Friday, 15 March 2013

hadoop - Flume folder routing based on HTTP header -


To use curls and fluvs, I have different locations based on the values ​​of CSV files on my local machine / HDFS I would like to post the HTTP header example, for this HTTP header (Network-Element: GGSN) I would like to store my files on my local machine in a folder called GGSN.
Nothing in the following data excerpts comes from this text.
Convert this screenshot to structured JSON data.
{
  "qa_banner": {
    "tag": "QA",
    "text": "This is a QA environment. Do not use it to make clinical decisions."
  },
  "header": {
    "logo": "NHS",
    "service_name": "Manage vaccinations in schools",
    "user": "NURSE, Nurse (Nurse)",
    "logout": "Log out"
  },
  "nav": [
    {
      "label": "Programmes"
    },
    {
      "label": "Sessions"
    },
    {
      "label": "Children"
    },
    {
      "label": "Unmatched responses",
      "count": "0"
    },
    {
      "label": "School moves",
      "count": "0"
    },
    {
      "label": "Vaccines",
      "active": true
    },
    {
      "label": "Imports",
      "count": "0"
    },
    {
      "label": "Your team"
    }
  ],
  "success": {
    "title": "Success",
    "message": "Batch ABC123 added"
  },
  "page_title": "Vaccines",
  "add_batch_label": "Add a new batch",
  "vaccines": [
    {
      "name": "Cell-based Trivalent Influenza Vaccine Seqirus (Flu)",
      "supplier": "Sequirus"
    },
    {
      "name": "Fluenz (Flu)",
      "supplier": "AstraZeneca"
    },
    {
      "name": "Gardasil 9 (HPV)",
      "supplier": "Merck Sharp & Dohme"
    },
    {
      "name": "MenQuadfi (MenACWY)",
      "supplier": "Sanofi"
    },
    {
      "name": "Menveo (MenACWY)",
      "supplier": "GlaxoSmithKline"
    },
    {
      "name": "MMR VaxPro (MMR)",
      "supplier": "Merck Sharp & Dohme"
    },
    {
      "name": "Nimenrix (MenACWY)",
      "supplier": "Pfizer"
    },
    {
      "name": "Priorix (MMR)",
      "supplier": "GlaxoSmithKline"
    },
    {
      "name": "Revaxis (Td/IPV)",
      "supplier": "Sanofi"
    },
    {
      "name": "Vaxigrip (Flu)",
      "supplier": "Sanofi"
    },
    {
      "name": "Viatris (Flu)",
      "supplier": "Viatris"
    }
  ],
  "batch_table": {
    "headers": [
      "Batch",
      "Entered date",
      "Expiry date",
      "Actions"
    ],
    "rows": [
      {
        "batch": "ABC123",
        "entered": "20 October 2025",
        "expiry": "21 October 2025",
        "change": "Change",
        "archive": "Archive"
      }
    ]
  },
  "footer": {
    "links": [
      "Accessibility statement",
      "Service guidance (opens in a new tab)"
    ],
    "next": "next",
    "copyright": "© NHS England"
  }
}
I have the following flue configuration

<
  • An HDFS sync that route event files to different locations based on HTTP header
  • P> Then after curl using the CRV files:

      find / path / files -type f -exec curl -x post http : // localhost: 9043-h "Content-Type: Text / Xml" -H "Network-Element: GGSN" --Data-Binary "@ {}" -v \;  

    These logs are generated:

      * About trying to connect to localhost port 9043 (# 0) * 1. Connection rejected * 127.0.0.1 Trying ... linked * Local Hosts (127.0.0.1) Port 9043 (# 0) & gt; Post / HTTP / 1.1 & gt; User-agent: Curl / 7.1 9.7 (x86_64-redhat-linux-gnu) libcurl / 7.1 9.7 nss / 3.14.0.0 zlib / 1.2.3 Libya / 1.18 Libsc2 / 1.4.2 & gt; Host: Localhost: 9043 & gt; Accept: * / * & gt; Content-Type: Text / xml & gt; Network-element: GGSN & gt; Content-Length: 9 72660 & gt; Expect: 100-Continue & gt; & Lt; Continue to http / 1.1 100 & lt; HTTP / 1.1200 OK & lt; Transfer encoding: chunked & lt; Server: Jetty (6.1.26) & lt; * Connection # 0 remains hostile to the local host * Connection Closure # 0  

    Show flame logs as follows:

      2015-03-16 19:41: 14,887 debug org.apache.flume.sink.solr.morphline.BlobHandler: requestHeaders: {required = 100 is released, host = localhost: 9043 content-length = 972 660, network-element = GGSN, user -Agent = curl / 7.19 .7 (x86_64-redhat-linux-gnu) libcurl / 7.1 9.7 NSS / 3.14.0.0 Jhlib / 1.2.3 Libidan / 1.18 Libss 2 / 1.4.2, content-type = text / xml, approved = * / *} 2015 -03-16 19: 41: 14,891 debuting org.apache.flume.sink .solr.morphline.BlobHandler: blobEvent: [Event extend header = {content type = text / xml}, body.length = 972660]  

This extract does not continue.